Luanda - O Presidente da República de Angola, João Lourenço, decidiu distinguir dois gigantes da cultura nacional — José Adelino Barceló de Carvalho, conhecido como Bonga, e Waldemar Bastos — conferindo-lhes a mais alta condecoração da Nação, por ocasião do cinquentenário da independência. Este gesto oficial, solene e inédito, reveste-se de um alcance simbólico e cultural profundo para o país. É muito mais do que uma cerimónia protocolar: é um ato de reconhecimento nacional que se inscreve numa dinâmica de reconciliação, de memória e de orgulho reencontrado.
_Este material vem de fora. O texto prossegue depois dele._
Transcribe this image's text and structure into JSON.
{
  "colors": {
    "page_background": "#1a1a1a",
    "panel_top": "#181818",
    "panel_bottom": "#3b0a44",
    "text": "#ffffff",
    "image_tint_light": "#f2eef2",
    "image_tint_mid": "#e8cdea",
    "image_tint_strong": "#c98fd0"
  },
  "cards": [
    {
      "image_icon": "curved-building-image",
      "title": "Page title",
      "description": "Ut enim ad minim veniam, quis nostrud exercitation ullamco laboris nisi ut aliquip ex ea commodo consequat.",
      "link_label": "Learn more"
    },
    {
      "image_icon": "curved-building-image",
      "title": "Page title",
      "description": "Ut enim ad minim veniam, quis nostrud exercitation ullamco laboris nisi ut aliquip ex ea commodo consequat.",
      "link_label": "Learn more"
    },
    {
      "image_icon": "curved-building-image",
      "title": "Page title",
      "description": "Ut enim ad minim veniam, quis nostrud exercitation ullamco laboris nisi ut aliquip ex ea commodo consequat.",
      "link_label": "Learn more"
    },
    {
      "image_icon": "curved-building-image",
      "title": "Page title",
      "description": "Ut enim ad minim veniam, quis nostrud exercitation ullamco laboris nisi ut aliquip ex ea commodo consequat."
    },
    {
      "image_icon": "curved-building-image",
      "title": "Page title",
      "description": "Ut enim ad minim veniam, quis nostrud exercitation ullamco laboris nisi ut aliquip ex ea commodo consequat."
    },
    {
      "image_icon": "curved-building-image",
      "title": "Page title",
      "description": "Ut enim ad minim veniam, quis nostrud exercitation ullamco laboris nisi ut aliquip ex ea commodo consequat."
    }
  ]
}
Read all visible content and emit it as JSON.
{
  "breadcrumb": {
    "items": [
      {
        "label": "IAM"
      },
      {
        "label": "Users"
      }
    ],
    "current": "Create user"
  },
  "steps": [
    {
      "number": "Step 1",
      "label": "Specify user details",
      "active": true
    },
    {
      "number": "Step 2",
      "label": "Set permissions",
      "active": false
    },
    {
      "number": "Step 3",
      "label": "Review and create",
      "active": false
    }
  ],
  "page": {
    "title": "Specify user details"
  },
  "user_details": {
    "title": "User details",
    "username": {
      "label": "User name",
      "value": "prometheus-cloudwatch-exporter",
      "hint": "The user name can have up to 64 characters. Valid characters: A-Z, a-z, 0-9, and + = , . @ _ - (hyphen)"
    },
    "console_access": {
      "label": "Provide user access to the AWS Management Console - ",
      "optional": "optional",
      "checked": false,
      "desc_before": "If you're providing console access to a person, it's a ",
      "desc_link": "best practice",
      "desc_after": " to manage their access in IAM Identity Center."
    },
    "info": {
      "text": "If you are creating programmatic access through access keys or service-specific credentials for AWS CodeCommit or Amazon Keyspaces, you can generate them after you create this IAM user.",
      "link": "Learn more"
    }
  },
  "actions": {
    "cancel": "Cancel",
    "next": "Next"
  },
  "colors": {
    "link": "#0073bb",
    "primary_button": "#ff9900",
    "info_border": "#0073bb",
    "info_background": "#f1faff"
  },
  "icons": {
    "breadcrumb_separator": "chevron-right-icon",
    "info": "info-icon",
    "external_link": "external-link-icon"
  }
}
Ao homenagear estes dois artistas maiores — um, tesouro musical vivo; o outro, saudoso cantor já desaparecido — o mandato do Presidente João Lourenço afirma-se claramente como um tempo de reparação histórica e de projeção para uma Angola nova, mais justa e mais orgulhosa das suas raízes.
Fonte: Club-k.net
Esta dupla distinção é histórica. Cinquenta anos após a independência, Angola celebra finalmente, de forma oficial, duas vozes que, cada uma à sua maneira, encarnaram a alma do país — nas suas horas mais sombrias e nas suas mais luminosas esperanças. É, ao mesmo tempo, emocionante e notável: emocionante, porque Bonga e Waldemar Bastos foram durante muito tempo consciências melódicas no exílio, cantando Angola de longe, quando esta os ignorava ou censurava; notável, porque esta consagração suprema da Nação a artistas outrora dissidentes ou marginalizados representa um gesto político de rara grandeza. É a prova de que o tempo da exclusão cultural chegou ao fim. Ao condecorar Bonga e Waldemar Bastos, o Presidente João Lourenço inscreve este reconhecimento no mármore da história nacional — um gesto que, sem dúvida, figurará no legado positivo do seu mandato.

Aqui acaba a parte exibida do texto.